Trichotillomania (TTM) is an impulse control disorder characterised by the repeated urge to pull out scalp hair, eyelashes, nose hair, ear hair, eyebrows or other body hair. It is believed to be related to obsessive-compulsive disorder.
Trichotillomania is repetitive twisting and twirling of the hair. The hair loss is usually in a well-defined area with shortened, broken-off hairs and early regrowth of hair. The scalp is the most commonly involved site, but eyelashes and eyebrows may also be involved. The hair loss can also be patchy and poorly defined.
Most TTM sufferers live relatively normal lives, except for having bald spots on their head. Many clinicians classify TTM as a mental disorder, though the classification is debatable. Some clinicians classify TTM as a form of obsessive-compulsive disorder. Some classify TTM as a form of self-harm. Others say that TTM is no more a mental disorder than is any other habitual behavior, such as nail biting. Many TTM sufferers have relatively normal work and social lives; and TTM sufferers are not any more likely to have significant personality disorders than anyone else.
There have been recent clinical trials of drug treatment for trichotillomania, for example using anafranil, prozac, and lithium.
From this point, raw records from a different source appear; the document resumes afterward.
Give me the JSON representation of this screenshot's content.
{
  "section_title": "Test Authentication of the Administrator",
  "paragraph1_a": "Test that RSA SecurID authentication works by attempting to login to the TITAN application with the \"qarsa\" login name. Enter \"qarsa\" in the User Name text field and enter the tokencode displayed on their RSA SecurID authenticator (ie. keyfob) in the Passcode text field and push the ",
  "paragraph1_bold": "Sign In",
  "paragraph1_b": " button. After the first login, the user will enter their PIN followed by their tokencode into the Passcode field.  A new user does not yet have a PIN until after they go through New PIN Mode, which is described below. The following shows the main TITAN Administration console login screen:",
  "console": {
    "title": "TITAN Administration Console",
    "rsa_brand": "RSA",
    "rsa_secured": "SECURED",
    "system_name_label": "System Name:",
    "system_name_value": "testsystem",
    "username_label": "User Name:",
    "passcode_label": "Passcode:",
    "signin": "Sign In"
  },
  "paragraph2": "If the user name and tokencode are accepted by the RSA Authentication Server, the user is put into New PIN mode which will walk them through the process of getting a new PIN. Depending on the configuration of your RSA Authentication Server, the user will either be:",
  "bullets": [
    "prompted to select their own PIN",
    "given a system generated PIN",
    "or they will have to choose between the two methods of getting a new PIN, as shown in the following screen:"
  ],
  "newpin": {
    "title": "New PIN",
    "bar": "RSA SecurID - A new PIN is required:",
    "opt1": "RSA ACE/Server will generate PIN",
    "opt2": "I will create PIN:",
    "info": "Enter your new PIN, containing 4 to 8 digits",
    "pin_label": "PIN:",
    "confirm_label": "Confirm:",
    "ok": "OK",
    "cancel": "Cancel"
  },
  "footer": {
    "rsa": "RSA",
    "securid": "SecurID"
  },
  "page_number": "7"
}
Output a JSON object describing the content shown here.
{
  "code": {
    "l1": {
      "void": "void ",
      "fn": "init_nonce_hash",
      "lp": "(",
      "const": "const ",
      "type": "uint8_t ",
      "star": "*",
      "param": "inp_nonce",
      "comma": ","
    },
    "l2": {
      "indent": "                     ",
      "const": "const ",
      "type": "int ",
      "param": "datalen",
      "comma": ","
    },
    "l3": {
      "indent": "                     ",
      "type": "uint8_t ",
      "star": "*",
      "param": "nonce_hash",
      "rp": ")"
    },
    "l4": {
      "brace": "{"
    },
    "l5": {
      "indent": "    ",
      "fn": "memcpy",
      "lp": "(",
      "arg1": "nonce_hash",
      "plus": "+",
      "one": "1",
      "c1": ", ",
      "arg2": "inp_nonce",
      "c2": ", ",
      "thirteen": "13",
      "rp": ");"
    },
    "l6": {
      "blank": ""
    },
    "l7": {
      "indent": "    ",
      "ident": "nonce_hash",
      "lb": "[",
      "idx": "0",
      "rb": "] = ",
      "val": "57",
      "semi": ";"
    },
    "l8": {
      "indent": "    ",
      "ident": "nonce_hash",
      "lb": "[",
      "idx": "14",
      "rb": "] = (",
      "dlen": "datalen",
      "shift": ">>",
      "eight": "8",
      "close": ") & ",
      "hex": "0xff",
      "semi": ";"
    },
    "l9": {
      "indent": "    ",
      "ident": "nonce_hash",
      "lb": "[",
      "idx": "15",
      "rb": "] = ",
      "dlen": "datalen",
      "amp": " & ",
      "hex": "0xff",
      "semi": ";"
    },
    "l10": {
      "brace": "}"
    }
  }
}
One should use care in choosing a therapist who has specific experience and insight into the condition, lest one be overdiagnosed or overmedicated. Prozac and other similar drugs, which some professionals prescribe on a one-size-fits-all basis, tend to have limited usefulness in treating TTM, and can often have significant side effects.
A practice related to TTM is trichophagia, in which hairs are sucked and/or eaten. In extreme cases, this can lead to the development of a hairball (trichobezoar) in the abdomen, a serious condition in humans.